Detection of CPDs: CPDs were detected with the OxiSelectTM Cellular UV-Induced DNA Damage Staining Kit (Cell Biolabs Inc., USA), following manufacturer's instructions. Briefly, 15 h postirradiation, cells were fixed, and their DNA denatured, before incubating them with a primary anti-CPD antibody and, subsequently, with an appropriate secondary antibody conjugated to fluorescein isothiocyanate. Any unbound secondary antibody was removed by thorough washing. Samples lacking primary antibody or both primary and secondary antibodies were included as negative controls, to set up background fluorescence levels.
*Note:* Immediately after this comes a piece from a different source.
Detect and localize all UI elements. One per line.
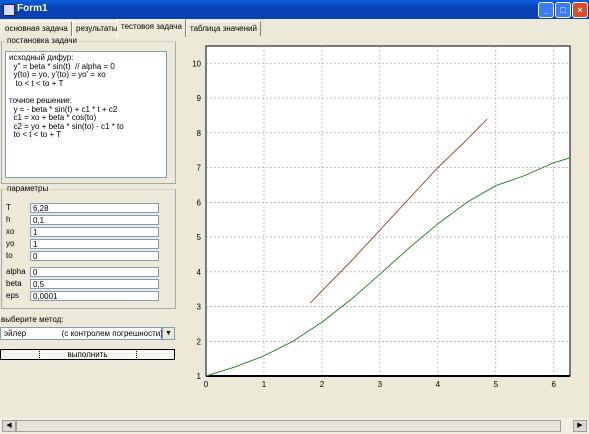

Next, Hoechst 33342 (Invitrogen) (0.5 μg μL−1) were added to each well for 20 min, to stain nuclear DNA, and samples were examined using an automated, microscope-based, Operetta high content screening (HCS) system. Data were analyzed using the Harmony High Content Imaging and Analysis Software, from the same manufacturer as the Operetta System (Perkin-Elmer Inc.).

Detection of Apoptosis: The characteristic irreversible condensation of chromatin (pycnosis) that occurs during programed cell death was used as a surrogate marker to identify apoptotic cells in our samples.[20] To do this, 15 h after UVB irradiation, cells nuclei were stained adding of Hoechst 33342 (Invitrogen) (0.5 μg mL−1) to our cultures for 20 min, and their morphology was analyzed using the automated Operetta HCS system (Perkin-Elmer). Nuclear fluorescence was quantified using the Harmony High Content Imaging and Analysis Software (Perkin-Elmer Inc.) and picnotic and nonpicnotic morphologies where identified and grouped accordingly using the Phenologic-Harmony software (Perkin-Elmer Inc.). Each experiment was performed three times and, for each one of them, samples were processed in quadruplicates. The Shapiro–Wilk test revealed a nonparametric distribution of our data, and therefore, we applied the Mann–Whitney test to determine the statistical significance of our results. Both tests were carried out using the R Software 3.0. Results were represented as box-and-whisker plots, with outlier values displayed as numbered white circles.